As the cost of dealing with the aftermath of a security breach has risen significantly in the past year alone, new research has revealed that staff training can greatly help reduce the risk of cyber attacks.
A new survey from Accenture found that 55 per cent of workers in the UK could not recall ever receiving training regarding cyber threats, meaning many of them are often unsure what to do in order to prevent, identify or respond to a cyber attack.
Accenture says that average cost of cyber crime to businesses in the UK has increased by 19 per cent over the last year to £6.4 million, but better staff training could be key to reducing the funds spent on dealing with security breaches after they occur.
According to the survey, 70 per cent of employees who did receive training said that it improved their ability to respond to cyber threats with one in four believing that training was a more effective form of protection against phishing scams than having the authorities do more to track down cyber criminals.
Sophisticated phishing campaigns are still a serious risk to businesses with Accenture's Cyber Threatscape Report highlighting that 19 per cent of workers are not sure that they would be able to identify a phishing email.
“Large businesses in the UK can expect to face more than eighty cyber-attacks each year, with one in three breaching security," said Rick Hemsley, managing director of Accenture Security.

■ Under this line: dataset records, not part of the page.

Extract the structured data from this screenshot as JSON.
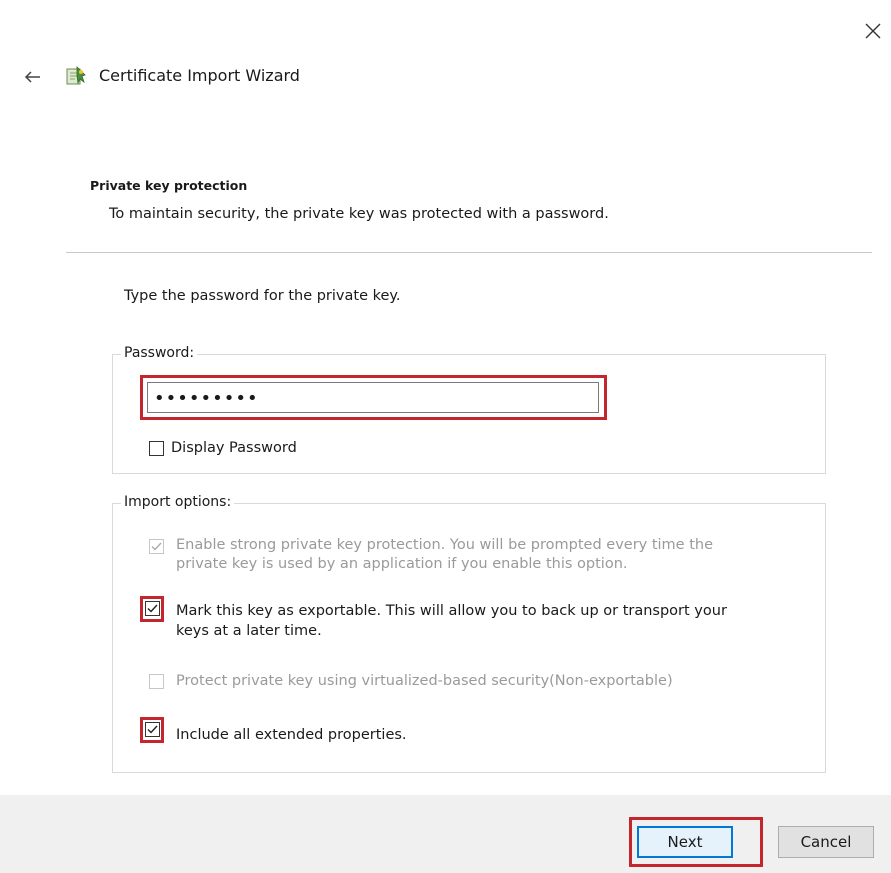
{
  "window": {
    "title": "Certificate Import Wizard",
    "close_icon": "close-icon",
    "back_icon": "back-arrow-icon",
    "wizard_icon": "certificate-icon"
  },
  "section": {
    "heading": "Private key protection",
    "description": "To maintain security, the private key was protected with a password."
  },
  "prompt": "Type the password for the private key.",
  "password_group": {
    "legend": "Password:",
    "password_value": "•••••••••",
    "display_password_label": "Display Password",
    "display_password_checked": false
  },
  "import_options": {
    "legend": "Import options:",
    "options": [
      {
        "line1": "Enable strong private key protection. You will be prompted every time the",
        "line2": "private key is used by an application if you enable this option.",
        "checked": true,
        "enabled": false
      },
      {
        "line1": "Mark this key as exportable. This will allow you to back up or transport your",
        "line2": "keys at a later time.",
        "checked": true,
        "enabled": true
      },
      {
        "line1": "Protect private key using virtualized-based security(Non-exportable)",
        "checked": false,
        "enabled": false
      },
      {
        "line1": "Include all extended properties.",
        "checked": true,
        "enabled": true
      }
    ]
  },
  "buttons": {
    "next": "Next",
    "cancel": "Cancel"
  },
  "colors": {
    "highlight": "#c4262e",
    "focus_border": "#0078d7",
    "footer_bg": "#f0f0f0"
  }
}
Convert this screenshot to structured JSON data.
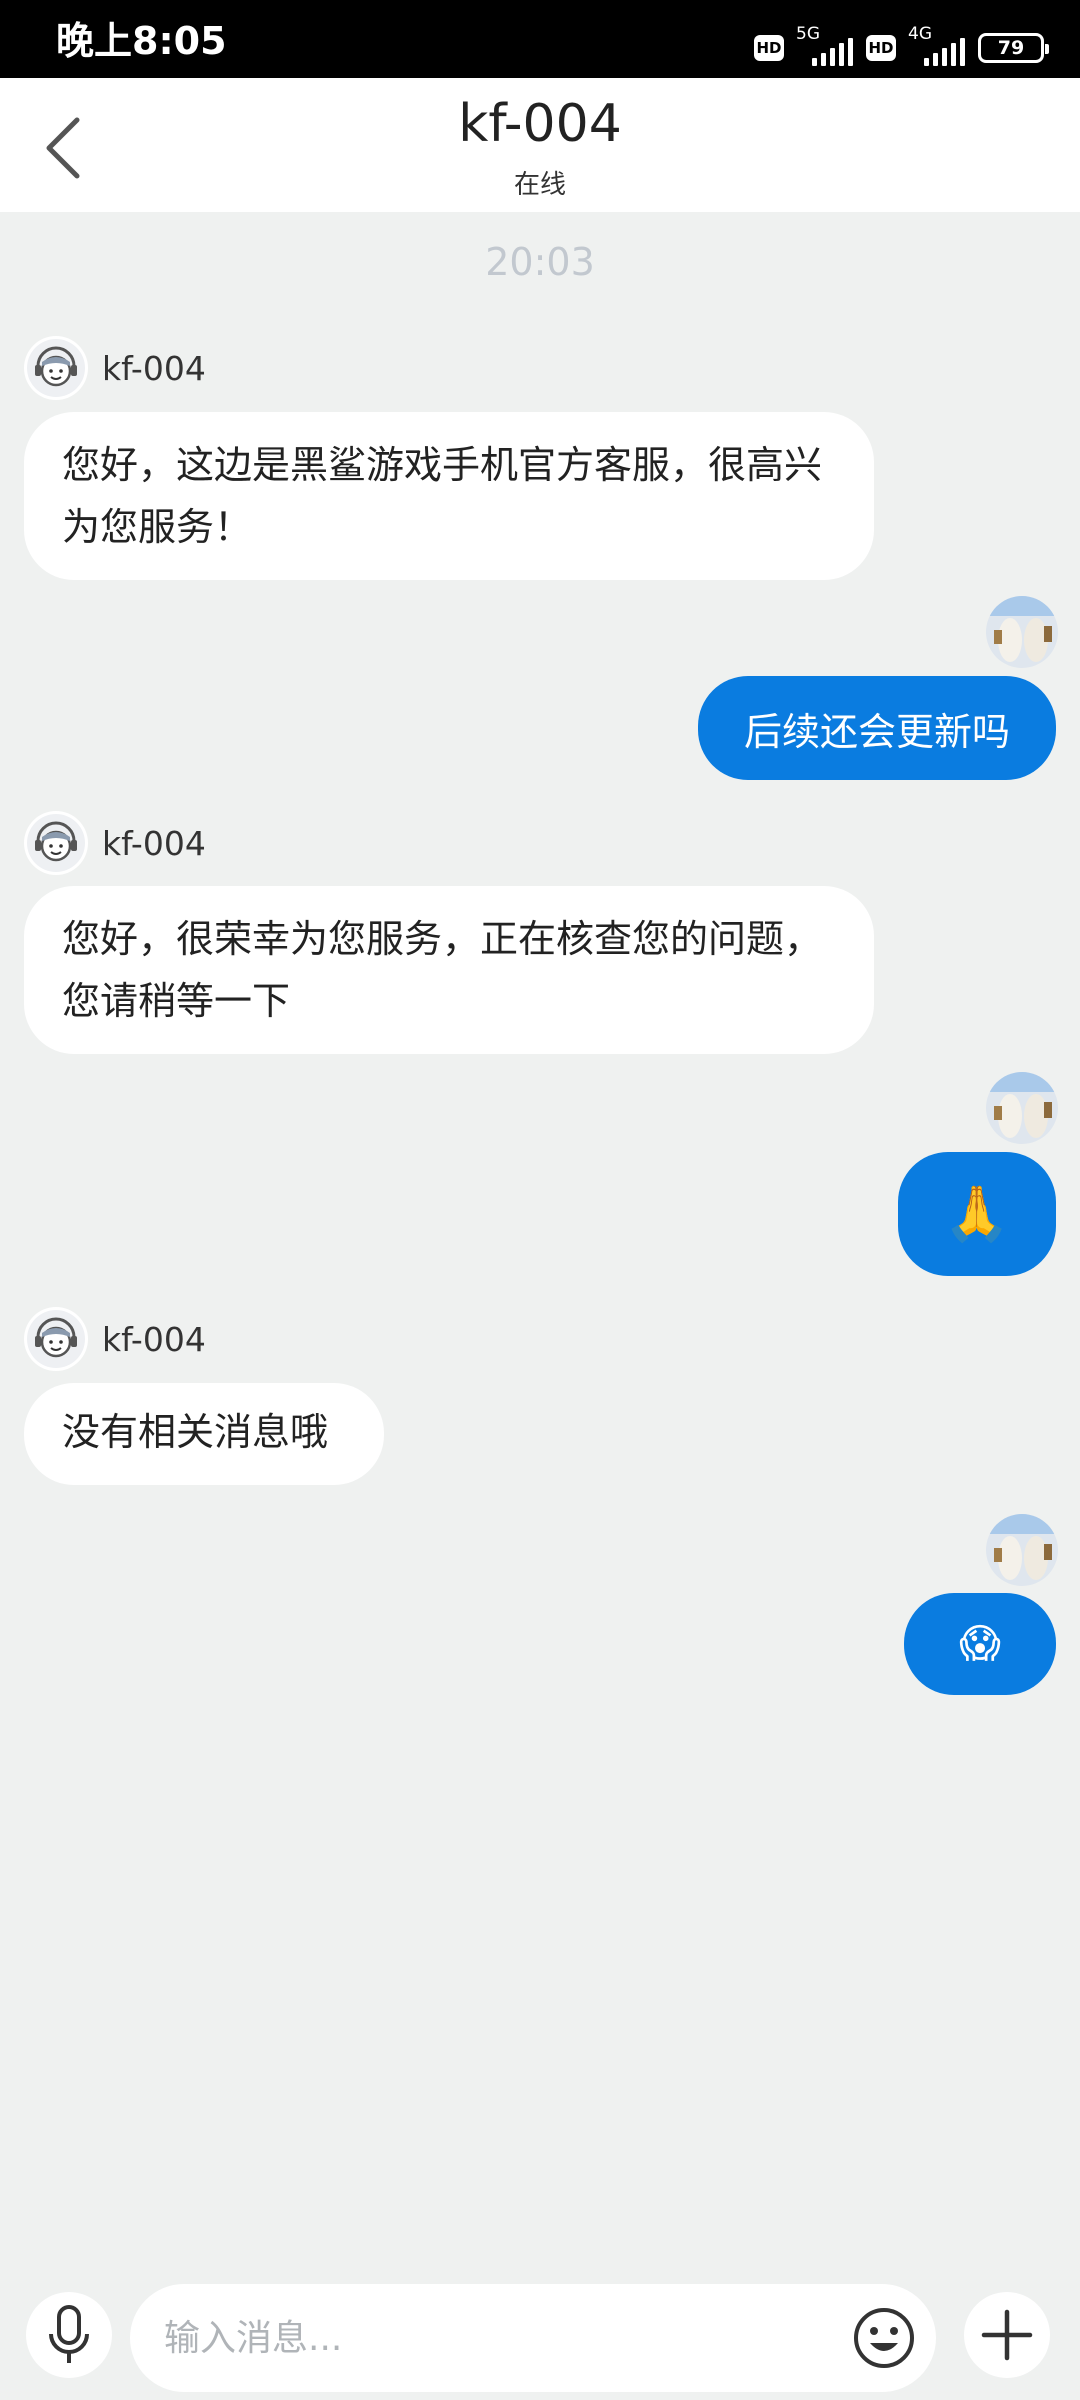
{
  "status_bar": {
    "time": "晚上8:05",
    "hd_1": "HD",
    "network_1": "5G",
    "hd_2": "HD",
    "network_2": "4G",
    "battery": "79"
  },
  "header": {
    "title": "kf-004",
    "subtitle": "在线"
  },
  "chat": {
    "timestamp": "20:03",
    "messages": [
      {
        "from": "agent",
        "name": "kf-004",
        "text": "您好，这边是黑鲨游戏手机官方客服，很高兴为您服务！"
      },
      {
        "from": "user",
        "text": "后续还会更新吗"
      },
      {
        "from": "agent",
        "name": "kf-004",
        "text": "您好，很荣幸为您服务，正在核查您的问题，您请稍等一下"
      },
      {
        "from": "user",
        "text": "🙏"
      },
      {
        "from": "agent",
        "name": "kf-004",
        "text": "没有相关消息哦"
      },
      {
        "from": "user",
        "text": "😱"
      }
    ]
  },
  "input_bar": {
    "placeholder": "输入消息..."
  },
  "colors": {
    "accent": "#0a7ce0",
    "background": "#eff1f0"
  }
}
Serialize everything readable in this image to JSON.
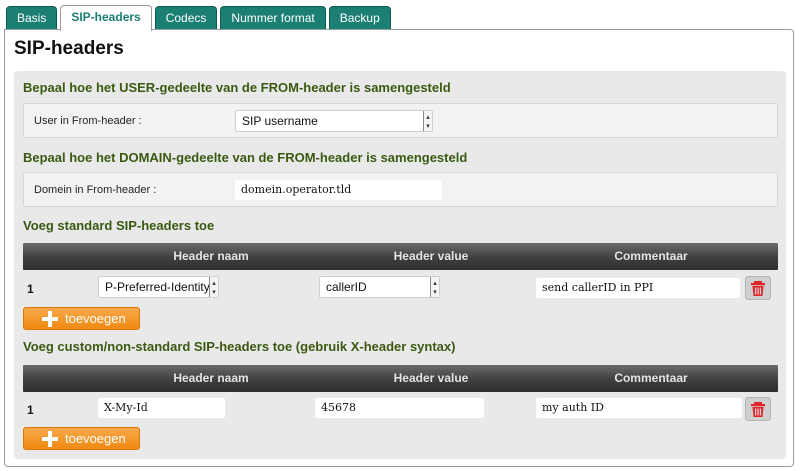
{
  "tabs": [
    {
      "label": "Basis"
    },
    {
      "label": "SIP-headers",
      "active": true
    },
    {
      "label": "Codecs"
    },
    {
      "label": "Nummer format"
    },
    {
      "label": "Backup"
    }
  ],
  "page": {
    "title": "SIP-headers"
  },
  "from_user": {
    "title": "Bepaal hoe het USER-gedeelte van de FROM-header is samengesteld",
    "label": "User in From-header :",
    "value": "SIP username"
  },
  "from_domain": {
    "title": "Bepaal hoe het DOMAIN-gedeelte van de FROM-header is samengesteld",
    "label": "Domein in From-header :",
    "value": "domein.operator.tld"
  },
  "standard": {
    "title": "Voeg standard SIP-headers toe",
    "columns": [
      "Header naam",
      "Header value",
      "Commentaar"
    ],
    "rows": [
      {
        "num": "1",
        "header_name": "P-Preferred-Identity",
        "header_value": "callerID",
        "comment": "send callerID in PPI"
      }
    ],
    "add_label": "toevoegen"
  },
  "custom": {
    "title": "Voeg custom/non-standard SIP-headers toe (gebruik X-header syntax)",
    "columns": [
      "Header naam",
      "Header value",
      "Commentaar"
    ],
    "rows": [
      {
        "num": "1",
        "header_name": "X-My-Id",
        "header_value": "45678",
        "comment": "my auth ID"
      }
    ],
    "add_label": "toevoegen"
  },
  "colors": {
    "tab": "#1b7f74",
    "section_title": "#3a5a12",
    "add_button": "#f39a2e",
    "delete_icon": "#e0262a"
  },
  "icons": {
    "add": "plus-icon",
    "delete": "trash-icon",
    "select": "dropdown-arrow-icon"
  }
}
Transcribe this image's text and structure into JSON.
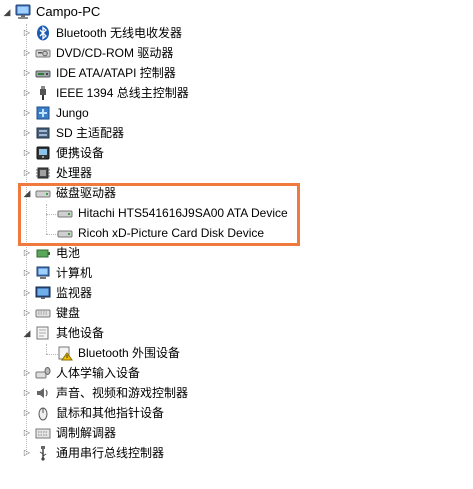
{
  "root": {
    "label": "Campo-PC",
    "icon": "computer-icon"
  },
  "categories": [
    {
      "label": "Bluetooth 无线电收发器",
      "icon": "bluetooth-icon"
    },
    {
      "label": "DVD/CD-ROM 驱动器",
      "icon": "dvd-drive-icon"
    },
    {
      "label": "IDE ATA/ATAPI 控制器",
      "icon": "ide-controller-icon"
    },
    {
      "label": "IEEE 1394 总线主控制器",
      "icon": "ieee1394-icon"
    },
    {
      "label": "Jungo",
      "icon": "jungo-icon"
    },
    {
      "label": "SD 主适配器",
      "icon": "sd-adapter-icon"
    },
    {
      "label": "便携设备",
      "icon": "portable-device-icon"
    },
    {
      "label": "处理器",
      "icon": "processor-icon"
    },
    {
      "label": "磁盘驱动器",
      "icon": "disk-drive-icon"
    },
    {
      "label": "电池",
      "icon": "battery-icon"
    },
    {
      "label": "计算机",
      "icon": "computer-category-icon"
    },
    {
      "label": "监视器",
      "icon": "monitor-icon"
    },
    {
      "label": "键盘",
      "icon": "keyboard-icon"
    },
    {
      "label": "其他设备",
      "icon": "other-devices-icon"
    },
    {
      "label": "人体学输入设备",
      "icon": "hid-icon"
    },
    {
      "label": "声音、视频和游戏控制器",
      "icon": "sound-icon"
    },
    {
      "label": "鼠标和其他指针设备",
      "icon": "mouse-icon"
    },
    {
      "label": "调制解调器",
      "icon": "modem-icon"
    },
    {
      "label": "通用串行总线控制器",
      "icon": "usb-icon"
    }
  ],
  "disk_children": [
    {
      "label": "Hitachi HTS541616J9SA00 ATA Device",
      "icon": "hard-disk-icon"
    },
    {
      "label": "Ricoh xD-Picture Card Disk Device",
      "icon": "hard-disk-icon"
    }
  ],
  "other_children": [
    {
      "label": "Bluetooth 外围设备",
      "icon": "warning-device-icon"
    }
  ],
  "colors": {
    "highlight_border": "#f07a3e",
    "tree_lines": "#b8b8b8"
  }
}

"It’s therefore no surprise that companies are investing more than ever in security solutions. However, this research shows that no matter how much they spend, businesses that fail to educate staff about cybersecurity put themselves at greater risk of being hacked.”
“Effective investment will not only enable practical solutions like stronger spam filters, cloud-based e-mail analytics, virus scanners and firewalls. It will ensure employees have the tools they need to recognise threats, including phishing scams, through prevention training and awareness programs. Ultimately, an organisation’s security is only as strong as its weakest link, which in many cases could be its own workforce.”